Many Utah homes have fruit trees planted as a part of the home landscape. Fruit trees provide shade, screening and beauty, as well as providing fruit for table use or preservation. However, as trees get older, they get taller, and most of the fruit production moves to the tops of the trees where there is light. Fruit in the tops of the trees are also difficult to spray and harvest.
As you harvest apricots, plums, pears, and apples this fall, look at where the fruit are located, and how many are wormy or damaged. One strategy people employ to reduce the height of trees is to cut them back substantially. Leaving the tree perhaps 6 to 8 feet tall. The thinking is that new branches will form, extending the fruiting life of the tree.
Certainly, new shoots will grow from the branch stumps, but the new shoots will have weak connections with the branch stumps. After a couple of years when the new growth will begin to bear fruit again, the weight from the developing fruit can break the young branches from the old stump, this is made worse by wind and rain.
A better strategy is to develop a succession plan to replace the trees. In the grand scheme of things, new trees from a nursery are relatively inexpensive.

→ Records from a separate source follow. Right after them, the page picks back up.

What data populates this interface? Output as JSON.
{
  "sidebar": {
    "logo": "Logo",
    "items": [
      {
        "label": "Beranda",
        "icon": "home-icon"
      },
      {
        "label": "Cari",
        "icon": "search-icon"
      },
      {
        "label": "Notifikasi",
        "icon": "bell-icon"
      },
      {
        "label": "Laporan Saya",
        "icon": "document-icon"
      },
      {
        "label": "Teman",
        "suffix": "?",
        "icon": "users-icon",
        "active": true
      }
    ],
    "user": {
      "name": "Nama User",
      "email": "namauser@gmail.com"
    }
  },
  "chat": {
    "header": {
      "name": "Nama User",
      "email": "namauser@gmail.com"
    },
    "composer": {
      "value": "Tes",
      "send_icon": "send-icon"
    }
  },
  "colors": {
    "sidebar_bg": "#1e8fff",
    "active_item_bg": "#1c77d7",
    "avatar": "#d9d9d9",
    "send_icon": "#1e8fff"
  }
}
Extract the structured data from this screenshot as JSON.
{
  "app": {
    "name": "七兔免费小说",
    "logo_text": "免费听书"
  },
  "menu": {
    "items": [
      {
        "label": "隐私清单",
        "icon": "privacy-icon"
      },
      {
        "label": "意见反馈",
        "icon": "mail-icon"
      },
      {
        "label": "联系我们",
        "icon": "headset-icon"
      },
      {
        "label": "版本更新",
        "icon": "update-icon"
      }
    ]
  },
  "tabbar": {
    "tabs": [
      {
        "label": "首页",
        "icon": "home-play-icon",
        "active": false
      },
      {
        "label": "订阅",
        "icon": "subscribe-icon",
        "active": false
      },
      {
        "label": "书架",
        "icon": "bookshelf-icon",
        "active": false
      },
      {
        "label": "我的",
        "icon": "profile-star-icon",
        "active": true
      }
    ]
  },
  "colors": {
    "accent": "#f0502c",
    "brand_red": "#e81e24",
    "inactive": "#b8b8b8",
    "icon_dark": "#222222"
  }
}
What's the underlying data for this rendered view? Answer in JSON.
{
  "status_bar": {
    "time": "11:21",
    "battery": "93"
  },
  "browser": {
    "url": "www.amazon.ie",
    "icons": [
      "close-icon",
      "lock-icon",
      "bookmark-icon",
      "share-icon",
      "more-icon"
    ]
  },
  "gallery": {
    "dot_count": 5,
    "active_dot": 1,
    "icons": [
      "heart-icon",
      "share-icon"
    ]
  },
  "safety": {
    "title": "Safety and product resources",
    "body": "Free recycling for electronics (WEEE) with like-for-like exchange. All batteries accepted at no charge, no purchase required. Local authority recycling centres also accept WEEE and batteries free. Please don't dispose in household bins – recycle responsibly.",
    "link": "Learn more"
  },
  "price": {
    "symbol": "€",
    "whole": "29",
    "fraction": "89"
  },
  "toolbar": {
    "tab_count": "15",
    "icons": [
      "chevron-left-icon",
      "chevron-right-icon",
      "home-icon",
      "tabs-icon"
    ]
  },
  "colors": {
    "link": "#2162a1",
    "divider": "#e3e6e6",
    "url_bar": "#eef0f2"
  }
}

Cultivars improve over time, and you may be able to get fruit you’ll like even better.
Apples can be purchased on dwarfing root stalks, dwarf trees take up less space, and if properly planted will never get over 12-15 feet in height. New trees can also be put in better locations in the landscape. For old trees, replacement is a better plan than rejuvenation. Young small trees produce better fruit and are safer than old trees who have been severely pruned.